Y el Camp Nou aplaudió a Gil Manzano
Quejarse de los árbitros en la derrota es muy humano, casi tanto como la estupidez
Sucedió hacia el final del partido, cuando Iñaki Williams se encaró furibundo con Gil Manzano para protestar una supuesta falta recibida al borde del área rival, quizás la última oportunidad de voltear un marcador y una eliminatoria que solo parecían hacer justicia a los méritos individuales de Messi. Ofendido por tan desconsiderada actitud, el colegiado extremeño lo amonestó con una tarjeta amarilla repleta de torería y simbolismo, los pies clavados sobre una baldosa y el pecho regalado, desafiante ante los envites verbales del león. Fue entonces cuando las gradas del Camp Nou se desgarraron en un aplauso estruendoso, una ovación espontánea de cagarse la perra que no hacía más que confirmar lo apuntado por Gerard Piqué, apenas una semana antes.
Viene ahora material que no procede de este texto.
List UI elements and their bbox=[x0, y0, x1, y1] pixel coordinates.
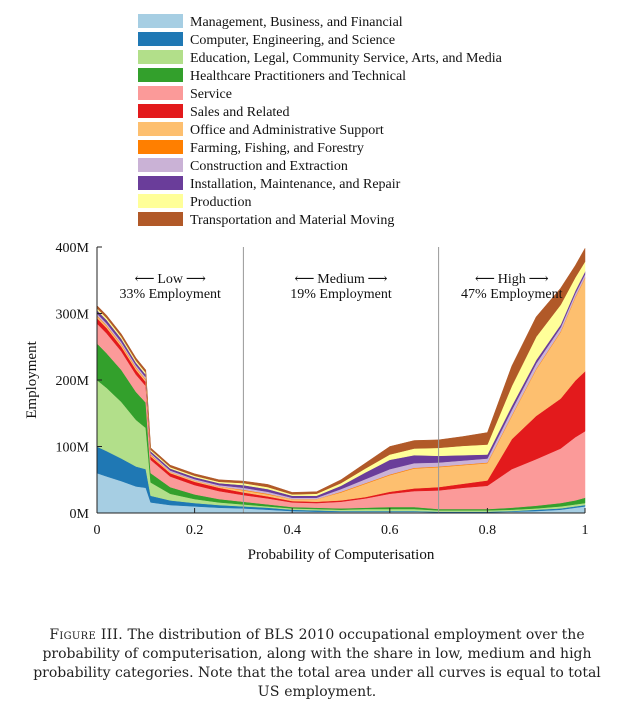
legend-swatch-service bbox=[138, 86, 183, 100]
legend-swatch-healthcare-practitioners-and-technical bbox=[138, 68, 183, 82]
x-axis-title: Probability of Computerisation bbox=[248, 547, 435, 563]
legend-label-management-business-and-financial: Management, Business, and Financial bbox=[190, 15, 403, 30]
x-tick-label: 0.2 bbox=[186, 523, 204, 538]
region-arrow-label-high: ⟵ High ⟶ bbox=[475, 272, 549, 287]
region-share-high: 47% Employment bbox=[461, 287, 563, 302]
region-arrow-label-medium: ⟵ Medium ⟶ bbox=[294, 272, 387, 287]
legend-label-computer-engineering-and-science: Computer, Engineering, and Science bbox=[190, 33, 395, 48]
legend-swatch-computer-engineering-and-science bbox=[138, 32, 183, 46]
legend-swatch-transportation-and-material-moving bbox=[138, 212, 183, 226]
caption-us: US bbox=[257, 684, 280, 700]
x-tick-label: 1 bbox=[582, 523, 589, 538]
legend-label-office-and-administrative-support: Office and Administrative Support bbox=[190, 123, 384, 138]
region-annotations: ⟵ Low ⟶33% Employment ⟵ Medium ⟶19% Emplo… bbox=[119, 272, 562, 302]
y-tick-label: 100M bbox=[56, 441, 90, 456]
legend-swatch-management-business-and-financial bbox=[138, 14, 183, 28]
y-tick-label: 0M bbox=[70, 507, 90, 522]
legend-label-construction-and-extraction: Construction and Extraction bbox=[190, 159, 348, 174]
legend-label-installation-maintenance-and-repair: Installation, Maintenance, and Repair bbox=[190, 177, 401, 192]
y-tick-label: 200M bbox=[56, 374, 90, 389]
legend-swatch-production bbox=[138, 194, 183, 208]
caption-text-3: employment. bbox=[279, 684, 377, 700]
legend-label-transportation-and-material-moving: Transportation and Material Moving bbox=[190, 213, 394, 228]
legend-label-service: Service bbox=[190, 87, 232, 102]
legend-swatch-installation-maintenance-and-repair bbox=[138, 176, 183, 190]
region-arrow-label-low: ⟵ Low ⟶ bbox=[134, 272, 205, 287]
threshold-lines bbox=[242, 247, 440, 513]
legend-label-education-legal-community-service-arts-and-media: Education, Legal, Community Service, Art… bbox=[190, 51, 503, 66]
region-share-low: 33% Employment bbox=[119, 287, 221, 302]
chart-axes: 0 0.2 0.4 0.6 0.8 1 0M 100M 200M 300M 400M Probabil… bbox=[24, 241, 589, 563]
chart-legend: Management, Business, and Financial Compu… bbox=[138, 14, 503, 228]
y-axis-title: Employment bbox=[24, 340, 40, 418]
legend-label-farming-fishing-and-forestry: Farming, Fishing, and Forestry bbox=[190, 141, 364, 156]
x-tick-label: 0.4 bbox=[283, 523, 301, 538]
region-share-medium: 19% Employment bbox=[290, 287, 392, 302]
caption-text-2: 2010 occupational employment over the pr… bbox=[33, 627, 601, 681]
y-tick-label: 400M bbox=[56, 241, 90, 256]
x-tick-label: 0.8 bbox=[479, 523, 497, 538]
legend-label-sales-and-related: Sales and Related bbox=[190, 105, 290, 120]
legend-swatch-sales-and-related bbox=[138, 104, 183, 118]
legend-swatch-farming-fishing-and-forestry bbox=[138, 140, 183, 154]
legend-swatch-construction-and-extraction bbox=[138, 158, 183, 172]
legend-swatch-education-legal-community-service-arts-and-media bbox=[138, 50, 183, 64]
area-series-transportation-and-material-moving bbox=[96, 247, 586, 495]
figure-caption: Figure III. The distribution of BLS 2010… bbox=[24, 626, 610, 702]
legend-swatch-office-and-administrative-support bbox=[138, 122, 183, 136]
caption-bls: BLS bbox=[264, 627, 295, 643]
legend-label-healthcare-practitioners-and-technical: Healthcare Practitioners and Technical bbox=[190, 69, 406, 84]
stacked-area-plot bbox=[96, 247, 586, 514]
y-tick-label: 300M bbox=[56, 308, 90, 323]
caption-text-1: The distribution of bbox=[123, 627, 265, 643]
legend-label-production: Production bbox=[190, 195, 251, 210]
x-tick-label: 0 bbox=[94, 523, 101, 538]
x-tick-label: 0.6 bbox=[381, 523, 399, 538]
chart-figure: Management, Business, and Financial Compu… bbox=[24, 14, 589, 563]
caption-figure-label: Figure III. bbox=[49, 627, 124, 643]
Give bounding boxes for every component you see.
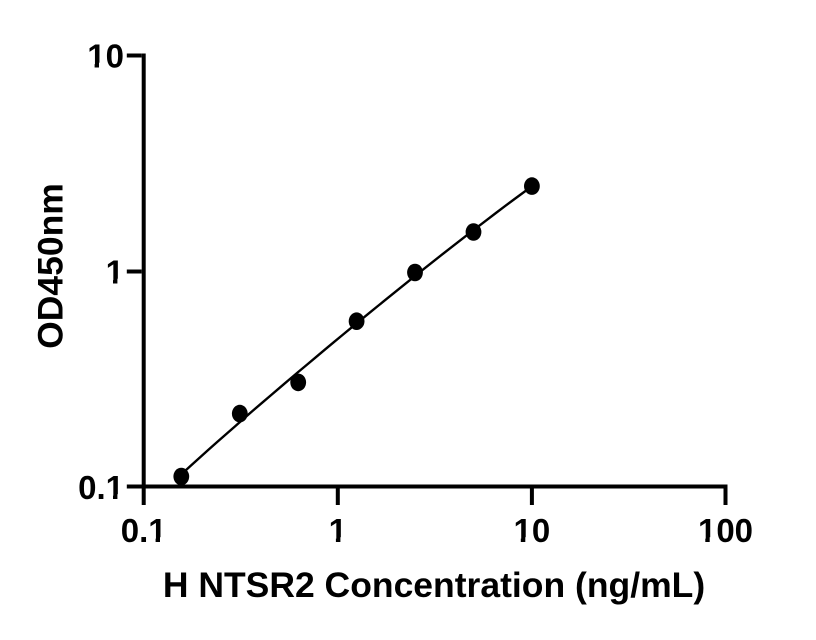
svg-text:1: 1 xyxy=(329,512,347,549)
svg-text:1: 1 xyxy=(106,254,124,291)
svg-text:H NTSR2 Concentration (ng/mL): H NTSR2 Concentration (ng/mL) xyxy=(163,565,705,605)
svg-text:10: 10 xyxy=(514,512,551,549)
svg-text:0.1: 0.1 xyxy=(78,469,124,506)
svg-text:10: 10 xyxy=(87,38,124,75)
svg-text:OD450nm: OD450nm xyxy=(31,183,71,349)
svg-text:0.1: 0.1 xyxy=(121,512,167,549)
svg-text:100: 100 xyxy=(698,512,753,549)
No es cierto que la historia termine siempre escrita por los vencedores, otra de tantas medias verdades estandarizadas por peligrosos colectivos de intelectuales, politólogos y tertulianos de televisión. En el mundo del deporte, por ejemplo, dejar constancia sobre conspiraciones federativas y arbitrajes a la carta es tarea que recae, casi en exclusiva, sobre los hombros de los vencidos, de los perdedores, seguramente por tratarse de los únicos que no tienen nada que celebrar o, dicho de otro modo, nada mejor que hacer.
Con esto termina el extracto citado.